When the sound of thunder reverberated through the space between Heaven and Earth, Pangu felt a primal awe. That sound was like a cry rising from the deepest veins of the world — not anger, not warning, but the unavoidable expression of energy in the moment of its release. Thunder traveled through the air far more slowly than light, and so it was long after the lightning flash that he heard the thunder's voice. That time-difference split light and sound into two separate events in his perception — first, a white blaze tearing through Heaven and Earth; then, much later, the roar that followed.

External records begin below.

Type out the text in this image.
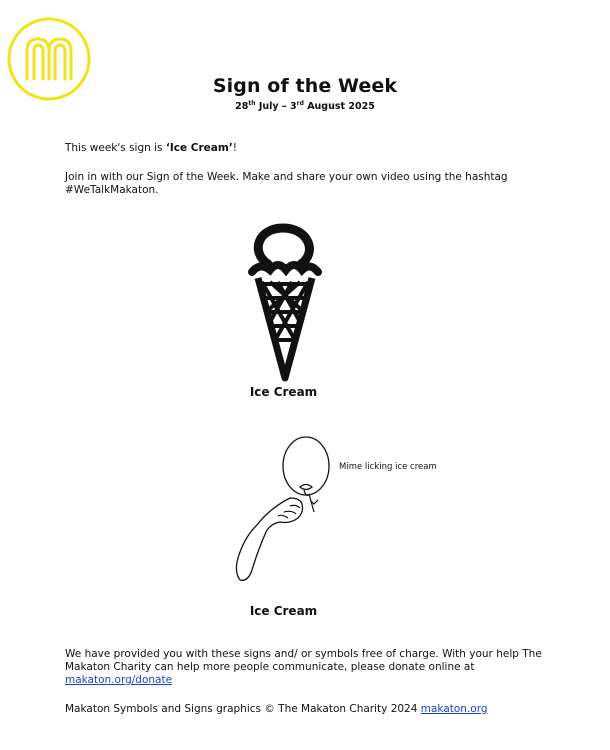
Sign of the Week
28th July – 3rd August 2025
This week's sign is ‘Ice Cream’!
Join in with our Sign of the Week. Make and share your own video using the hashtag #WeTalkMakaton.
Ice Cream
Mime licking ice cream
Ice Cream
We have provided you with these signs and/ or symbols free of charge. With your help The Makaton Charity can help more people communicate, please donate online at makaton.org/donate
Makaton Symbols and Signs graphics © The Makaton Charity 2024 makaton.org
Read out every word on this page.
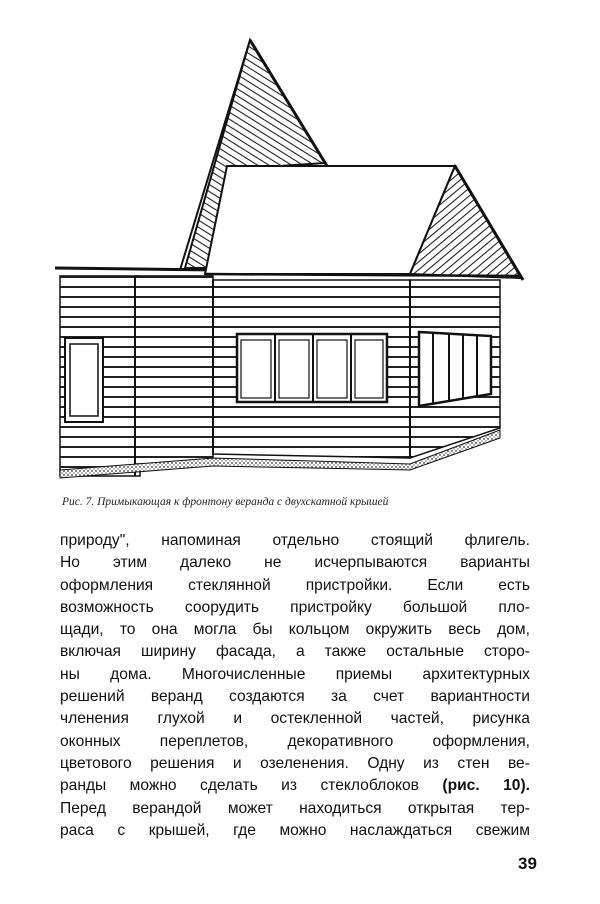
Рис. 7. Примыкающая к фронтону веранда с двухскатной крышей
природу", напоминая отдельно стоящий флигель.
Но этим далеко не исчерпываются варианты
оформления стеклянной пристройки. Если есть
возможность соорудить пристройку большой пло-
щади, то она могла бы кольцом окружить весь дом,
включая ширину фасада, а также остальные сторо-
ны дома. Многочисленные приемы архитектурных
решений веранд создаются за счет вариантности
членения глухой и остекленной частей, рисунка
оконных	переплетов,	декоративного	оформления,
цветового решения и озеленения. Одну из стен ве-
ранды можно сделать из стеклоблоков (рис. 10).
Перед верандой может находиться открытая тер-
раса с крышей, где можно наслаждаться свежим
39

After the thunder, a faint scorched scent lingered in the air — not the smell of burned matter, but the residual trace of primordial qi instantaneously ionized under extreme energy. The scent was sharp and fresh, as though Heaven and Earth had been dis-infected by the lightning strike. Pangu drew a deep breath of that thunder-tinged air and felt a faint electric current travel along his respiratory passage into his body, leaving a slight tingling numbness on the tip of his tongue — the last trace left behind by the lightning in the air, an aftertaste of the bolt he had never before experienced.
On the surface of the Great Earth after the downpour, the first true puddles appeared. These puddles were not deep — at their deepest, they barely submerged the knuckles of his toes — but scattered across the earth's surface, they formed irregular mirrors, each reflecting the faint glow cast by the Celestial Dome. Pangu looked down at the reflections in those puddles and saw a small fragment of the dome's image floating upon the surface of the water — Heaven and Earth meeting in a single drop, in another way, a miniature universe captured in microcosm.